Companies may re-shore supply chains and invest in greater domestic capacity to reduce costs and avoid tariffs. However, others may prefer to shift to other low-cost regions like Southeast Asia and Mexico. Finally, a third segment may simply choose to absorb tariffs and pass costs onto consumers, further exacerbating inflationary concerns.
During periods of stronger economic growth, like 2019, consumers could more freely cover the cost of tariffs, especially given the job-creation potential that increased US manufacturing capacity brings. However, Trump will begin his term under far more tenuous economic conditions, where a single misstep could bring about new waves of inflation and economic uncertainty.
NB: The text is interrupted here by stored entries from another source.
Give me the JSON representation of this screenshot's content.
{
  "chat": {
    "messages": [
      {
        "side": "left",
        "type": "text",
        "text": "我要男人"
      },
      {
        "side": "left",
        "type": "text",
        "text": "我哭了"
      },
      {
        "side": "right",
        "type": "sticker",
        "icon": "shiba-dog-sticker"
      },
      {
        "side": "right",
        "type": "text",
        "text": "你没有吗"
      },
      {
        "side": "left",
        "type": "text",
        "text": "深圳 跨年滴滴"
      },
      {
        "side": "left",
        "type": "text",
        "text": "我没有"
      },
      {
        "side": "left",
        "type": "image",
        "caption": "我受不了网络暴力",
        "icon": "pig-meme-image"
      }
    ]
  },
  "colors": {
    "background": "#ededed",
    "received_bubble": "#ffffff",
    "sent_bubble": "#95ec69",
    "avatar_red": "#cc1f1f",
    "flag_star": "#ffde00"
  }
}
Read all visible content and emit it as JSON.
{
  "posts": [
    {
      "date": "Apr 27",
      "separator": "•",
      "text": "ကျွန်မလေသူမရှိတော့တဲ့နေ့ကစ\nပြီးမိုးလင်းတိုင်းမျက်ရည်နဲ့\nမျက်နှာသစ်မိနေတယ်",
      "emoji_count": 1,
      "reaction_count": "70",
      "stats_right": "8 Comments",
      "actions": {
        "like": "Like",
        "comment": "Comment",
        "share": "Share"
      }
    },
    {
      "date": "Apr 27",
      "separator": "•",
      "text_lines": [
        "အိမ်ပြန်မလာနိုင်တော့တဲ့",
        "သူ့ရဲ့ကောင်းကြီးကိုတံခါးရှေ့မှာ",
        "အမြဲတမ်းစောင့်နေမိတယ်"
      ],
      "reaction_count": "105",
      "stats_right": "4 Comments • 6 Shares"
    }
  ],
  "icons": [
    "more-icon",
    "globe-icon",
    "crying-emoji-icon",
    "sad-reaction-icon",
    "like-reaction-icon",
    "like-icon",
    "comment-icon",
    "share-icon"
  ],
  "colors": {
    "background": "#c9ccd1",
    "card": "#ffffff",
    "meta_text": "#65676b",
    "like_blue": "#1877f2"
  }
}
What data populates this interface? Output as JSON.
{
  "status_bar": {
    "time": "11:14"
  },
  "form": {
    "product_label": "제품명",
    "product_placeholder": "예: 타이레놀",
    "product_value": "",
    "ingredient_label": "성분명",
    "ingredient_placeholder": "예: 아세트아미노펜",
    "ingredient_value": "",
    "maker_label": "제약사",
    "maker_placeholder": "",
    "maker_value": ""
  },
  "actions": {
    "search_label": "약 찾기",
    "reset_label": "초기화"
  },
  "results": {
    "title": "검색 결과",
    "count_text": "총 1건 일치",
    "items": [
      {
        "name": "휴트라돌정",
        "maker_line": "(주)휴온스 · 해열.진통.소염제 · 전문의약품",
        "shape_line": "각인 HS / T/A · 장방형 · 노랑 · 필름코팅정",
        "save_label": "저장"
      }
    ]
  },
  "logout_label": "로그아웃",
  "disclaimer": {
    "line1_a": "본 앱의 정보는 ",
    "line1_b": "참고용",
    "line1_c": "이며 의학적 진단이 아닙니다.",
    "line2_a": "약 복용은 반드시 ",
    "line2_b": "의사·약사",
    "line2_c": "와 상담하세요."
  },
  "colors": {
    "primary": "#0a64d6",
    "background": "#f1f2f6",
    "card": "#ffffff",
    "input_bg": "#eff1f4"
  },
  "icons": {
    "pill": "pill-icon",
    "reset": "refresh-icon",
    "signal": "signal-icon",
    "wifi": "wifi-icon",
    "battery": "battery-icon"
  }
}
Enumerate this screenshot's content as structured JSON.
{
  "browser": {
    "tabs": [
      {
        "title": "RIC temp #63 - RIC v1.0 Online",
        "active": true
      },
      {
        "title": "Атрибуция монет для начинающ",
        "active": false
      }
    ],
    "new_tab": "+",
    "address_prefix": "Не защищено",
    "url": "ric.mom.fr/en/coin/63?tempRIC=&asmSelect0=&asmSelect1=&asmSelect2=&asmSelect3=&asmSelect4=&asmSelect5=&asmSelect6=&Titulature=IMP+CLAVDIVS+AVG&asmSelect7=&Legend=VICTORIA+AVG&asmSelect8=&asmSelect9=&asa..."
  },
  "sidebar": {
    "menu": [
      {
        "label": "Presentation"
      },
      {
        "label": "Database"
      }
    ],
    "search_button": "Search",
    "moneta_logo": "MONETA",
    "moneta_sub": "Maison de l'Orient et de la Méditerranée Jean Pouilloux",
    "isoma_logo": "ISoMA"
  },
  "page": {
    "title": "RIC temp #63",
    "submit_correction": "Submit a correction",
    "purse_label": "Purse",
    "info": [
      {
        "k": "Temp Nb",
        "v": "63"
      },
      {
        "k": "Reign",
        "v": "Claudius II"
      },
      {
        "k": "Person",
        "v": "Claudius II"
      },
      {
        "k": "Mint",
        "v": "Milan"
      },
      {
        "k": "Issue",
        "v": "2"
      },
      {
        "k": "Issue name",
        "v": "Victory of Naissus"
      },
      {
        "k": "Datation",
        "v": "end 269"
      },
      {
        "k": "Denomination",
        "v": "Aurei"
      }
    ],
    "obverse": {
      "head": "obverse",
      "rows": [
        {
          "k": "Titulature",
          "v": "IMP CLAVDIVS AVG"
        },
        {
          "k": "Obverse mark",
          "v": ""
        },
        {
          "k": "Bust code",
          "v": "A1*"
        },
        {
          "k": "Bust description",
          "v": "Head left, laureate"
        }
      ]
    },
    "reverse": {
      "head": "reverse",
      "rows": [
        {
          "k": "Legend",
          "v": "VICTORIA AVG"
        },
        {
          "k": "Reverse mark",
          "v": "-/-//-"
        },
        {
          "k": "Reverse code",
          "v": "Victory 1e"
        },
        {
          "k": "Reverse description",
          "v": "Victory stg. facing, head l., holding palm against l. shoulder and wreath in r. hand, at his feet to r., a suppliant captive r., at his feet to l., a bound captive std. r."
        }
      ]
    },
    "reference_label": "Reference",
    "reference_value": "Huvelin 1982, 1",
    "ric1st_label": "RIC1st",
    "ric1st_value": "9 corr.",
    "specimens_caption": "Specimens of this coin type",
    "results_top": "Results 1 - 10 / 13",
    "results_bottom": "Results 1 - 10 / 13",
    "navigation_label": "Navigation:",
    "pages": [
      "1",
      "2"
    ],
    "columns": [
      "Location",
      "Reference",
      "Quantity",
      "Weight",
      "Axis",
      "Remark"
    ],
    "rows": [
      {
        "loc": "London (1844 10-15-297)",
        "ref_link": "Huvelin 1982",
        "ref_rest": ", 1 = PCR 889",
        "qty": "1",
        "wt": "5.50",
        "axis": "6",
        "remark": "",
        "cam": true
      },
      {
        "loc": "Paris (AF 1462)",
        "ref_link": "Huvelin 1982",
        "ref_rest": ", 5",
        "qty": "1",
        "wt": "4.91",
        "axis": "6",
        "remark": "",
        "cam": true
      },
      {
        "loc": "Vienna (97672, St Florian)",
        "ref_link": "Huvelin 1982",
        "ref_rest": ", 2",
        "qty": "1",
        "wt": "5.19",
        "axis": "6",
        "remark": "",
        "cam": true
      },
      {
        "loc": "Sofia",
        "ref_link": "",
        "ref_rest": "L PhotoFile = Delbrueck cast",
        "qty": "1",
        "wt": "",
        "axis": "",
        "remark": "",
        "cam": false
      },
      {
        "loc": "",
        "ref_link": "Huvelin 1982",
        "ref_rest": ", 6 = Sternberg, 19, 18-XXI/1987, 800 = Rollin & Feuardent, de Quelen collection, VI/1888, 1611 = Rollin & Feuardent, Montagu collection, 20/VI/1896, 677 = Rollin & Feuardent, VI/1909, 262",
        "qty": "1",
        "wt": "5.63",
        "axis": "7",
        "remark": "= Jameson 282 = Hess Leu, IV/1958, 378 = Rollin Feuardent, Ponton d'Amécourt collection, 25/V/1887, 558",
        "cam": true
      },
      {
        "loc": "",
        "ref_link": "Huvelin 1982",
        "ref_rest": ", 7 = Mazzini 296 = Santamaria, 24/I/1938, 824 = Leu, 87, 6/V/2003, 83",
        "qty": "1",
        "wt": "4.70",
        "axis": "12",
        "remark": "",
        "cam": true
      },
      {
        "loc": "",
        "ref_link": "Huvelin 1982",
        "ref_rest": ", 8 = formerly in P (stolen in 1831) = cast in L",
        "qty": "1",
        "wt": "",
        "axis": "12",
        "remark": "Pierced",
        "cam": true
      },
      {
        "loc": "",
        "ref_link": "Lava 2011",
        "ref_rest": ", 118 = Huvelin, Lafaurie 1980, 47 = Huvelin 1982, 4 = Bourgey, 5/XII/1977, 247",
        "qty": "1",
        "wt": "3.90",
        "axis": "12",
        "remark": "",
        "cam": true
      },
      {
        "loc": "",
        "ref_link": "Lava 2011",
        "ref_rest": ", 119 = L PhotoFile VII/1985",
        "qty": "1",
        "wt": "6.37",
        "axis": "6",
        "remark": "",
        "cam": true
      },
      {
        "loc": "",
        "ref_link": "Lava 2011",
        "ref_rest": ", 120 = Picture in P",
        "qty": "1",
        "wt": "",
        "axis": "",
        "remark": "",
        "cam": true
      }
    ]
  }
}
In general, tariffs will likely have a mixed impact. Given smaller price differentials, Tier 1 and 2 suppliers in the US may become more attractive to original equipment manufacturers. However, higher input costs may cause companies to raise prices or compromise on quality to cut costs. Companies must prepare for sweeping changes to supply chains, managing quality, costs, ESG commitments and buyer preferences to remain successful.